5.イノベーションを革新するAI・データ科学との融合

 さらに、触媒の酸化反応を三次元で測ると、約2,700万点もの位置で、触媒の機能情報を含む高精細な画像を得られます。さすがに数千点ともなると、どんな相関があるかを調べるのは不可能ですから、ここでデータ科学が登場します。ビックデータ解析により、これまでわからなかった、触媒の材料の中で金属原子のセシウムの酸化が進む様子が見えるようになります。ビックデータと言うと、誰が作成したデータかわからない結晶構造解析の結果を使うと考えがちですが、これは自分のデータです。しかも、2,700万点もの膨大な情報です。SPring-8では、この1点の情報を取るのに5日間も要していましたが、次世代放射光では、数分のオーダーになります。次世代放射光とデータ科学の融合により、従来は試行錯誤だったものづくりが、ナノで見ながらのものづくりへと変わるのです。

 こちらはデバイスの例です。デバイスではナノの欠陥は動作不良の原因となります。コヒーレント光で得られるナノの高精細な画像は、非破壊で見つけることが難しかったナノの欠陥を診ることを可能にします。詳細なデータを取得できれば、あとはAI技術を応用すればよいのです。放射光を活用した可視化の進展が、如何に、ものづくり業界の研究開発と密接に関係しそうであるか、ご理解いただけたらと思います。

 以上のように、次世代放射光の利用の仕方、光の性能を納得いただいた、多くの企業に、参画いただいています。

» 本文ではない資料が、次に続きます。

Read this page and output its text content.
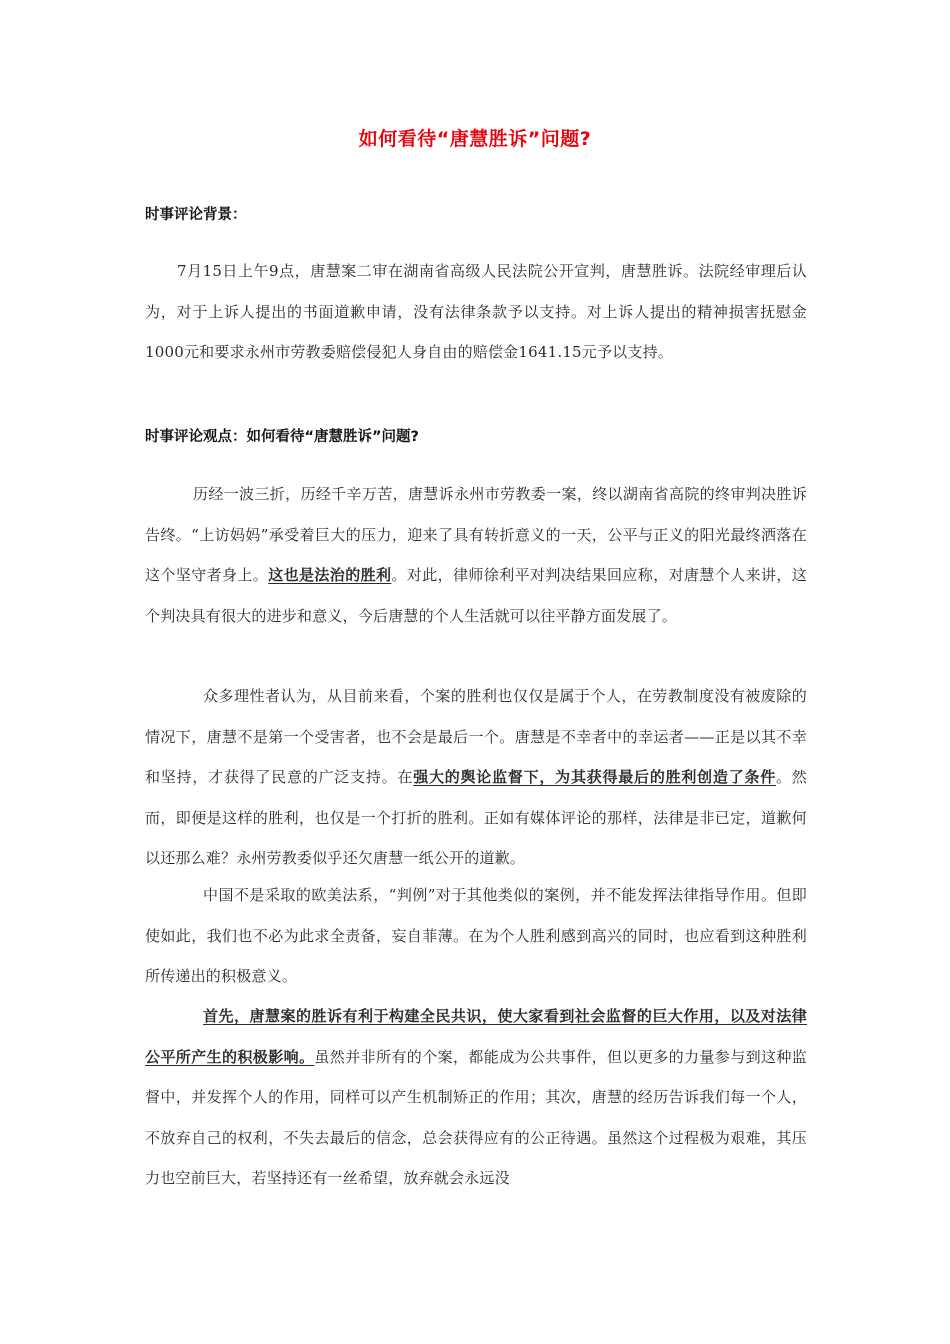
如何看待“唐慧胜诉”问题?
时事评论背景：
7月15日上午9点，唐慧案二审在湖南省高级人民法院公开宣判，唐慧胜诉。法院经审理后认为，对于上诉人提出的书面道歉申请，没有法律条款予以支持。对上诉人提出的精神损害抚慰金1000元和要求永州市劳教委赔偿侵犯人身自由的赔偿金1641.15元予以支持。
时事评论观点：如何看待“唐慧胜诉”问题?
历经一波三折，历经千辛万苦，唐慧诉永州市劳教委一案，终以湖南省高院的终审判决胜诉告终。“上访妈妈”承受着巨大的压力，迎来了具有转折意义的一天，公平与正义的阳光最终洒落在这个坚守者身上。这也是法治的胜利。对此，律师徐利平对判决结果回应称，对唐慧个人来讲，这个判决具有很大的进步和意义，今后唐慧的个人生活就可以往平静方面发展了。
众多理性者认为，从目前来看，个案的胜利也仅仅是属于个人，在劳教制度没有被废除的情况下，唐慧不是第一个受害者，也不会是最后一个。唐慧是不幸者中的幸运者——正是以其不幸和坚持，才获得了民意的广泛支持。在强大的舆论监督下，为其获得最后的胜利创造了条件。然而，即便是这样的胜利，也仅是一个打折的胜利。正如有媒体评论的那样，法律是非已定，道歉何以还那么难？永州劳教委似乎还欠唐慧一纸公开的道歉。
中国不是采取的欧美法系，“判例”对于其他类似的案例，并不能发挥法律指导作用。但即使如此，我们也不必为此求全责备，妄自菲薄。在为个人胜利感到高兴的同时，也应看到这种胜利所传递出的积极意义。
首先，唐慧案的胜诉有利于构建全民共识，使大家看到社会监督的巨大作用，以及对法律公平所产生的积极影响。虽然并非所有的个案，都能成为公共事件，但以更多的力量参与到这种监督中，并发挥个人的作用，同样可以产生机制矫正的作用；其次，唐慧的经历告诉我们每一个人，不放弃自己的权利，不失去最后的信念，总会获得应有的公正待遇。虽然这个过程极为艰难，其压力也空前巨大，若坚持还有一丝希望，放弃就会永远没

  PhoSICや東北経済連合会が企業の皆様へ参画を呼び掛けることと並行して、官民地域パートナーを組んでいる自治体や大学についても具体的な取り組みが進んでいますので、ここでご紹介します。宮城県は、県産業技術総合センターの対応力強化など、施策体系を整えて支援をして下さっています。

 また、仙台市は、現在、一番の大口(10口)の出資をしているコウリション・メンバーです。コウリション利用においては、ビームタイムのリクエストが重複した場合、多く出資したメンバーが優先されるルールです。ということは、仙台市が、どの企業にも負けず、利用したい時に利用できる状況です。地域企業に使っていただこうと、普及啓蒙のみならず、トライアルユースのための予算を組んでいます。

 東北大学は、研究、教育、経営について将来のビジョンを記した、「東北大学ビジョン2030」において、次世代放射光施設などの大型研究施設の積極的な活用と、それを契機とした、最先端研究に最適なグローバルイノベーションキャンパスの創造、そして、社会との共創によるイノベーション創出の加速を掲げています。4月には、海外の主要な放射光施設のディレクターおよび放射光施設と連携する大学の教授、また、国内の研究機関と主要国立大学のディレクターを招聘した、国際サミットを東北大学が主催致します。そこで、今後の連携についてのコミュニケを発表する予定です。研究だけでなく、教育や、人材育成の議論も始まってまいります。

 次世代放射光施設は、ナノを見るツールですが、ものづくり、分析・評価、データマネージメントなど、新たな市場開拓と、モノ、情報、そしてヒトに至るまで、価値を生み出す活用の可能性を持っています。そして、それは皆さんにお使いいただける、というお話でございました。ご清聴ありがとうございました。